Bush’s Censorial Temptation
Tibor R. Machan
Does President Bush believe that by his announcing that critics of the Iraqi war dampen morale among the troops he will have managed to prevent such criticism? Does he believe his words will silence critics and heighten troop morale?
This, however, is America and if Americans share a common trait, it’s rebellion at those who wield power. Well, they used to, anyway—most of them. Because the country was born in revolution.
There is irritating stuff in some criticisms of this war. Too many critics have lost their credibility about chiding government for extending its brute powers. The Left likes big government and wants it to perform innumerable “precautionary” measures in every nook and carry of society. The Left, with its irrational enthusiasm for (even exuberance with) every government program aiming to right the wrongs of society, is hypocritical trying now to rein in government when it comes to this particular (foreign) extension.
Just like back during the Vietnam war, the Left kept complaining that we are all being taxed for something few support. Yet the same could be said about The New Deal, New Frontier, and Great Society. These statists would retort, however, that it’s all good with government intervention, redistribution, expropriation, and regulation. OK, then what’s all the fuss about a little preemptory, precautionary war in Iraq?
Still, Bush should have stayed away from his censorial lament, aired previously by his first Attorney General, John Ashcroft. It wont fly—this is not the Soviet Union (yet). I myself have been laying off the war partly because being steeped in it, the US probably should get more solid, expert advice on how to extricate itself from it. The whole thing was ill conceived, ill commenced, and should at least be well concluded. Fretting now about why this is a botched operation isn’t too useful.

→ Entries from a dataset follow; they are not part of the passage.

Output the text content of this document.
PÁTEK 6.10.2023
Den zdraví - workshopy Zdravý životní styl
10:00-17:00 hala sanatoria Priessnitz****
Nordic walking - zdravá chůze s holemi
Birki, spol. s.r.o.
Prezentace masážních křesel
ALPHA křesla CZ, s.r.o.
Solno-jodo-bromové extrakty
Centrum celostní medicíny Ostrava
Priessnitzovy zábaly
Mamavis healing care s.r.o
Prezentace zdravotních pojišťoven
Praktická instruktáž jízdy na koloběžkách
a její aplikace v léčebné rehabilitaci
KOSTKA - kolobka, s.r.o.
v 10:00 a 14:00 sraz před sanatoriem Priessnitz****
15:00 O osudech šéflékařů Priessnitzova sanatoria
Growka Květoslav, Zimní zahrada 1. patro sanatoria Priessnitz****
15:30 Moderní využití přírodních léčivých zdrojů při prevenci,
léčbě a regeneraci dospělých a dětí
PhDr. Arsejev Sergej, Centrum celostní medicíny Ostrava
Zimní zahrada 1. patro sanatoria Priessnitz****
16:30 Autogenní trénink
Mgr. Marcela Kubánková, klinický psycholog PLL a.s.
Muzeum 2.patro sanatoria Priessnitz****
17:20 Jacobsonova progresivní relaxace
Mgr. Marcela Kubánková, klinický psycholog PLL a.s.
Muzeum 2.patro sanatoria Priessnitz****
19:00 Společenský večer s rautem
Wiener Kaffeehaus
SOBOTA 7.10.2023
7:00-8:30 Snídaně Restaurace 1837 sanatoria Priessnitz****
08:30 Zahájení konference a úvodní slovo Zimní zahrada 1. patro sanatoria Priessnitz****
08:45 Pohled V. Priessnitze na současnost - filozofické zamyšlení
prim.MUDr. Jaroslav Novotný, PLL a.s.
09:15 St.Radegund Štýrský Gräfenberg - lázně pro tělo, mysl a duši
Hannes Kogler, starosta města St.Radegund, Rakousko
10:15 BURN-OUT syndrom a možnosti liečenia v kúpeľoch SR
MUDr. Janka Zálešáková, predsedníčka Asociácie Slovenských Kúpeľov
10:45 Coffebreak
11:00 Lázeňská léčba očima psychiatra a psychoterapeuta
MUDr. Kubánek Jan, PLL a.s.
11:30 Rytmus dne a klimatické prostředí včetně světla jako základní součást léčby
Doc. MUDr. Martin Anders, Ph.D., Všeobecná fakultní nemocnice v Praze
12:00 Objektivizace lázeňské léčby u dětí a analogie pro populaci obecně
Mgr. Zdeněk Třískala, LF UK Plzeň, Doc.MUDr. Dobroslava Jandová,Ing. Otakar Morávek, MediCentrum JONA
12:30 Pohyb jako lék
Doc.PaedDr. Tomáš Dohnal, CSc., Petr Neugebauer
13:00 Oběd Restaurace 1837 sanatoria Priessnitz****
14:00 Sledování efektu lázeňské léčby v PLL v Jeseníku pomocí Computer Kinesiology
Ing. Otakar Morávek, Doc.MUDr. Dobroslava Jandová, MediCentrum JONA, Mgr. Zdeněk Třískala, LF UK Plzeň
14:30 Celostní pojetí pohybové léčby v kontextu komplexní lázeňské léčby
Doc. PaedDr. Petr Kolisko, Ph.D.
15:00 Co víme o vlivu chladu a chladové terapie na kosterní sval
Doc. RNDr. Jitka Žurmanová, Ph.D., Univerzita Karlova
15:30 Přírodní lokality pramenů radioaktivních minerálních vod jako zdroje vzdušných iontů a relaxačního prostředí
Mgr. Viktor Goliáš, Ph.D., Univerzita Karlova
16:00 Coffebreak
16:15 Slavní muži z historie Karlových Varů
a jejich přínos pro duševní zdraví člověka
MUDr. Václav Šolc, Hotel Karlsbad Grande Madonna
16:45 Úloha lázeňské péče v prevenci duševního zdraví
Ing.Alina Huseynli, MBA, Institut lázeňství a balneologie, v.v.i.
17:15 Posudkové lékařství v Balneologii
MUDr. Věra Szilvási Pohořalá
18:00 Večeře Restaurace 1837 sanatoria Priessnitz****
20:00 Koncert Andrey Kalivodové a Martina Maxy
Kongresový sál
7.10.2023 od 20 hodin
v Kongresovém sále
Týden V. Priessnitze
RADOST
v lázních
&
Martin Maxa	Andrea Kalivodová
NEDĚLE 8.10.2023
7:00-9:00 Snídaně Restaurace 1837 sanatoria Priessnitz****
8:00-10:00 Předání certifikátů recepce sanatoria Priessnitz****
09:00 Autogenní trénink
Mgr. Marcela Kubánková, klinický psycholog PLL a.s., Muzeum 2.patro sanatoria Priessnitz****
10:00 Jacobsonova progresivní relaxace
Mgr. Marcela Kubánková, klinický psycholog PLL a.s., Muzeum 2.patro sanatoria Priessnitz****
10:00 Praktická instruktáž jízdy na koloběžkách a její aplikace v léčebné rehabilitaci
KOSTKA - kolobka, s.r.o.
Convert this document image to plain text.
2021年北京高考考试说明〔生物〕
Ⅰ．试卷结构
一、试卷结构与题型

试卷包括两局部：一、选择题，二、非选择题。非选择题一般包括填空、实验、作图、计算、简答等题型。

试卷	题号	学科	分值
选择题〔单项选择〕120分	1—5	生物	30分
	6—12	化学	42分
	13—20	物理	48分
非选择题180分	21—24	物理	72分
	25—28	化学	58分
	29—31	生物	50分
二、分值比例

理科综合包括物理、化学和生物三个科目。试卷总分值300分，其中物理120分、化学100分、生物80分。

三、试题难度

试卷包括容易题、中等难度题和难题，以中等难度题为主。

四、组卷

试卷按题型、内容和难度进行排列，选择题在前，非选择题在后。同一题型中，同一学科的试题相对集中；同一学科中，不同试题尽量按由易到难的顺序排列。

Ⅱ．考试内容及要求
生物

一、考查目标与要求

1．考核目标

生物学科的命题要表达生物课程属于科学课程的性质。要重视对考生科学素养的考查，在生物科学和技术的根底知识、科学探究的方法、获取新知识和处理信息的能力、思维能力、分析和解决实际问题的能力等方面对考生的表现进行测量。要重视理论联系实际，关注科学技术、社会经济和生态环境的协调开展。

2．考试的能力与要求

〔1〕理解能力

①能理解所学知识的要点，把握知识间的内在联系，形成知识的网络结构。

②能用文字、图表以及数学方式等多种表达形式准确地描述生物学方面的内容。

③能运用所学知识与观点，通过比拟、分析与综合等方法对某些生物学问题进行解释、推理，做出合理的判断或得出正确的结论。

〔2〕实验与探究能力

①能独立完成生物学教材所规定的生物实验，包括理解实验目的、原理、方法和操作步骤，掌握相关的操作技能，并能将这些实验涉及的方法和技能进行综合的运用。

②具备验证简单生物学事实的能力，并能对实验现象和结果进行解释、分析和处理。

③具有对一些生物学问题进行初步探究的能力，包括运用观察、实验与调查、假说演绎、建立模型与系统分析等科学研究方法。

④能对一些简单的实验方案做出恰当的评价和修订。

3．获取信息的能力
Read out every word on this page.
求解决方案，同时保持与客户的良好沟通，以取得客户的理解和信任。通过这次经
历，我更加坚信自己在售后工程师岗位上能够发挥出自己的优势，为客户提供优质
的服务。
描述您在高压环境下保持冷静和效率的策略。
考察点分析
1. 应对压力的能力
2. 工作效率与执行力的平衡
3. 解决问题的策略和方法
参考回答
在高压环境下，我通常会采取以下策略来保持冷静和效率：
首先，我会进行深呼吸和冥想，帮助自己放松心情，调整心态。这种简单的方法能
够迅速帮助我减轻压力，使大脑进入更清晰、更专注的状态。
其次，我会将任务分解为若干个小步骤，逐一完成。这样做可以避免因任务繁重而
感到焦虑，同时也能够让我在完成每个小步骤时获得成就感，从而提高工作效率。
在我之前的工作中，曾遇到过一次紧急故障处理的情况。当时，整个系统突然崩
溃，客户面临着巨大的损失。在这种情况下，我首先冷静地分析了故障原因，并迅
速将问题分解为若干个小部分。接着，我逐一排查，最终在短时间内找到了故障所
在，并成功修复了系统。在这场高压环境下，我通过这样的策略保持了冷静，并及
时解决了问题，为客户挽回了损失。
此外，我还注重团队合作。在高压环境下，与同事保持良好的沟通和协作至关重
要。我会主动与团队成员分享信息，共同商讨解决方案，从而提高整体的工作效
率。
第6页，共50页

But now that Bush raised the matter so unwisely, let’s see why it is a good thing all around to keep up the critical scrutiny he wishes to discourage if not outright suppress. First, everyone needs to get a very clear idea that the military forces of the United States of America are hired to do the job of defending the country from those who would—or are highly likely about to—launch an attack upon its citizenry. The military (or at least the marines) are not, as one grossly misconceived bumper sticker I saw back in the early 1990s, “The 911 of the World.” It should only be the 911 of Americans and so resist the temptation to go gallivanting about the globe involving itself with nation-building and operation Iraqi or whatever disgusting country’s freedom.
Second, once committed to the war, every bit of brain power and moral fiber is required not to succumb to complacency about it, lest the country turn into the very thing those troops have been sent to reform, a suppliant dictatorship. This is a bad war and it is time those with the know-how put their minds to answering the question of how to undo the damage and leave without provoking further tragedy.
Third, history should benefit from the ill begotten war by being taught that it was far from inevitable, that had wiser counsels been considered it could have been avoided and other policies instituted to help those Iraqis—by no means even so many—who really want to live in a genuinely free country (as distinct from wanting to take hold of power and force everyone to live by one’s creed).
No, Mr. President, it is not a wise thing to tell us all to shut up to suit your likely embarrassment from being in the midst of an impossible situation from which you will not likely emerge with a swell presidential legacy. The troops, by the way, will do just fine. They may even be proud knowing that citizens back home haven’t gone to sleep on their citizenship jobs of taking government to task when that’s justified.